Our team frequently works with patients who have neurogenetic conditions (e.g., neurofibromatosis type 1, Noonan syndrome, Fragile X syndrome) which are associated with medical, cognitive, behavioral features. Additionally, because the University of Minnesota is a major center for treatment of rare pediatric neurometabolic disorders (e.g., lysosomal storage diseases, leukodystrophies), we conduct pre- and post-treatment evaluations to track a child’s functioning over time as they receive and recover from life-saving therapies.
Our goal is to connect patients with behavioral supports and educational resources, and to ensure that the neuropsychological implications of these diseases are not overlooked. To provide the families with the best possible care, our team collaborates closely with clinicians in other pediatric specialties such as genetics, neuro-oncology, endocrinology, neurology, and blood and marrow transplantation.

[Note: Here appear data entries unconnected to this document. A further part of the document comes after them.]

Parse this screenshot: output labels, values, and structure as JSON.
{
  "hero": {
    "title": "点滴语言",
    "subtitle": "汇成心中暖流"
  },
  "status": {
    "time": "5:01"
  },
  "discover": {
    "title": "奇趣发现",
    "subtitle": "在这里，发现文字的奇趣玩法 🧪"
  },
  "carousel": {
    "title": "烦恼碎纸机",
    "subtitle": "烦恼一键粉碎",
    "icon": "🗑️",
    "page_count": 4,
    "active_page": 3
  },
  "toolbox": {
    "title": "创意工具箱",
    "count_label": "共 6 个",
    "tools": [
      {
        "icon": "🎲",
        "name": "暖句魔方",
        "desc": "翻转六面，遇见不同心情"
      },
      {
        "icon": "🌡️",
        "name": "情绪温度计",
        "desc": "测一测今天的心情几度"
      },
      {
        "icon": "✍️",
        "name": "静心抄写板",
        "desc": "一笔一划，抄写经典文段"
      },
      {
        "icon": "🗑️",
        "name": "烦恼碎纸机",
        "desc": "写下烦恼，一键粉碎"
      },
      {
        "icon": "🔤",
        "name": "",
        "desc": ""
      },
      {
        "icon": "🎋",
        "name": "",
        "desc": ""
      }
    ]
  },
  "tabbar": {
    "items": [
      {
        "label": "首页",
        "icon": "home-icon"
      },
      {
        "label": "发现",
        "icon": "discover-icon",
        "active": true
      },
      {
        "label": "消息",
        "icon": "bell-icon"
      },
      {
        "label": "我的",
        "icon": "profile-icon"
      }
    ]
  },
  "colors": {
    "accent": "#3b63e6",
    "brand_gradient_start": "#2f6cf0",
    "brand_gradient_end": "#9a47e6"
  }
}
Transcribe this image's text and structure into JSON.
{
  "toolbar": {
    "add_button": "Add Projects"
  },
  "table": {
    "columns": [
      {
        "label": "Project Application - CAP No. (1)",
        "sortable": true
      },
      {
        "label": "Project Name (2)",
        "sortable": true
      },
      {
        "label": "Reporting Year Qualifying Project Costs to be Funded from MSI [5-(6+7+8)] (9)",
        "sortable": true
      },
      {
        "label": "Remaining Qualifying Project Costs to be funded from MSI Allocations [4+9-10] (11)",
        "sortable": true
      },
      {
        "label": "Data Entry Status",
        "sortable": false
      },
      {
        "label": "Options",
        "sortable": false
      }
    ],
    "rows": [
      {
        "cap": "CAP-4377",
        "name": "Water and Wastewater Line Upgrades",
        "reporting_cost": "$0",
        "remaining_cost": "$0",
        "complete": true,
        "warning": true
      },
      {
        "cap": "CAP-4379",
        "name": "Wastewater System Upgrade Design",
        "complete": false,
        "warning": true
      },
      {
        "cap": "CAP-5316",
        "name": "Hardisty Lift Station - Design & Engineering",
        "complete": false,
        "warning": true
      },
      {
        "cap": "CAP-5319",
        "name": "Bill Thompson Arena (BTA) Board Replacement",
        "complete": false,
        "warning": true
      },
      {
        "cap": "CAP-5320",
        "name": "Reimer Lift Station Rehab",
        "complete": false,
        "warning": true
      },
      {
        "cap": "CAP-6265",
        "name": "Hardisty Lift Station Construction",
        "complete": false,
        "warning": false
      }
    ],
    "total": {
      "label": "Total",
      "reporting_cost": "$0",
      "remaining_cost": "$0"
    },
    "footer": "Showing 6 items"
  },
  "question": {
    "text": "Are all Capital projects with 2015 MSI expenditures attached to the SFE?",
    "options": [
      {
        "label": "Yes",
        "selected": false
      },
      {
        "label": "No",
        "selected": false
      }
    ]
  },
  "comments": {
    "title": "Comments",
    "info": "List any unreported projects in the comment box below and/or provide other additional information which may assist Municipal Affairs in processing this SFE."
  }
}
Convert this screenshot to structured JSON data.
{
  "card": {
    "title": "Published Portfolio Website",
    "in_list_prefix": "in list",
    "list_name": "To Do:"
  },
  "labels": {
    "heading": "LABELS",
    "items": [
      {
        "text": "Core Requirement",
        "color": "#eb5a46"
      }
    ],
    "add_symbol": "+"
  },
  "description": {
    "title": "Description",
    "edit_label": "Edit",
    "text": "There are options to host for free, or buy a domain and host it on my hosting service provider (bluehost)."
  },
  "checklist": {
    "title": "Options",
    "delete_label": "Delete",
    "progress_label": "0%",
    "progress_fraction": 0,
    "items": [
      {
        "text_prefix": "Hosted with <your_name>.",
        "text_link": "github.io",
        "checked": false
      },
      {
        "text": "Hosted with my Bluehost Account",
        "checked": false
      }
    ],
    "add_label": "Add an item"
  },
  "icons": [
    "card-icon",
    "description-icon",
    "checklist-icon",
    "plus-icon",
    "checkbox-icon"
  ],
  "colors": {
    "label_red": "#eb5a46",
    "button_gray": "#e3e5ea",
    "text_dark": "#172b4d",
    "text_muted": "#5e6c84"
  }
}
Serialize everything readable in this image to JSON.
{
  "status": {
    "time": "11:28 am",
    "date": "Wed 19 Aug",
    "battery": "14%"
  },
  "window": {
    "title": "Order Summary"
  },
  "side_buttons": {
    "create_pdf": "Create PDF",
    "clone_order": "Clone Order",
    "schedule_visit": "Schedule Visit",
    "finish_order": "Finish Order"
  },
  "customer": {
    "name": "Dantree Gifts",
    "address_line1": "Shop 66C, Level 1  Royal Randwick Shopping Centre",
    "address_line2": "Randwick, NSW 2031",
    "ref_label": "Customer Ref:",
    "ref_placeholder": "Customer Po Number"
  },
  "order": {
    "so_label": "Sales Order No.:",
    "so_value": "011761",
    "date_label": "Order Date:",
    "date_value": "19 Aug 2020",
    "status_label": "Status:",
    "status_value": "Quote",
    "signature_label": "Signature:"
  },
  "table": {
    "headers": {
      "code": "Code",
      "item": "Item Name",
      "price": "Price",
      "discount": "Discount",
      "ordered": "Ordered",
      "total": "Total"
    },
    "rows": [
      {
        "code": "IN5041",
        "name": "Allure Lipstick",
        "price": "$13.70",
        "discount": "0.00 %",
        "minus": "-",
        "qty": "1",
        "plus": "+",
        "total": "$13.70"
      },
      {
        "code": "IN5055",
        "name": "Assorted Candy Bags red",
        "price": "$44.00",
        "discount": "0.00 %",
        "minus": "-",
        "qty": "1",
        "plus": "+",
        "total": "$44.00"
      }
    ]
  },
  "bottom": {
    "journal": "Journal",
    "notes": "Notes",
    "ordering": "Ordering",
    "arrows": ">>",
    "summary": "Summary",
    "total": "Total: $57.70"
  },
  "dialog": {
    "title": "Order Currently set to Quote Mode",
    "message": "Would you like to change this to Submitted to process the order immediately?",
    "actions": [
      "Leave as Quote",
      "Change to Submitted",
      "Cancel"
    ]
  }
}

How our Rare Diseases Team Intersects with MIDB's Research, Education, and Advocacy
Our team’s clinicians are actively conducting cutting-edge research on rare disease. MIDB provides increasing opportunities for interaction between providers and researchers working with rare patients, enabling us to form the Neurodevelopmental Program in Rare Disease (NPRD). NPRD investigators have been awarded numerous grants, publications, and invited talks at major conferences to fund and disseminate our rare disease research.
The team’s involvement in education and advocacy is demonstrated through our contributions to public health policy discussions, white papers, podcasts, children's books, patient/advocacy group meetings, advisory boards, international educational meetings, and clinician trainings. When working with rare diseases, the family and community connections are paramount to progress.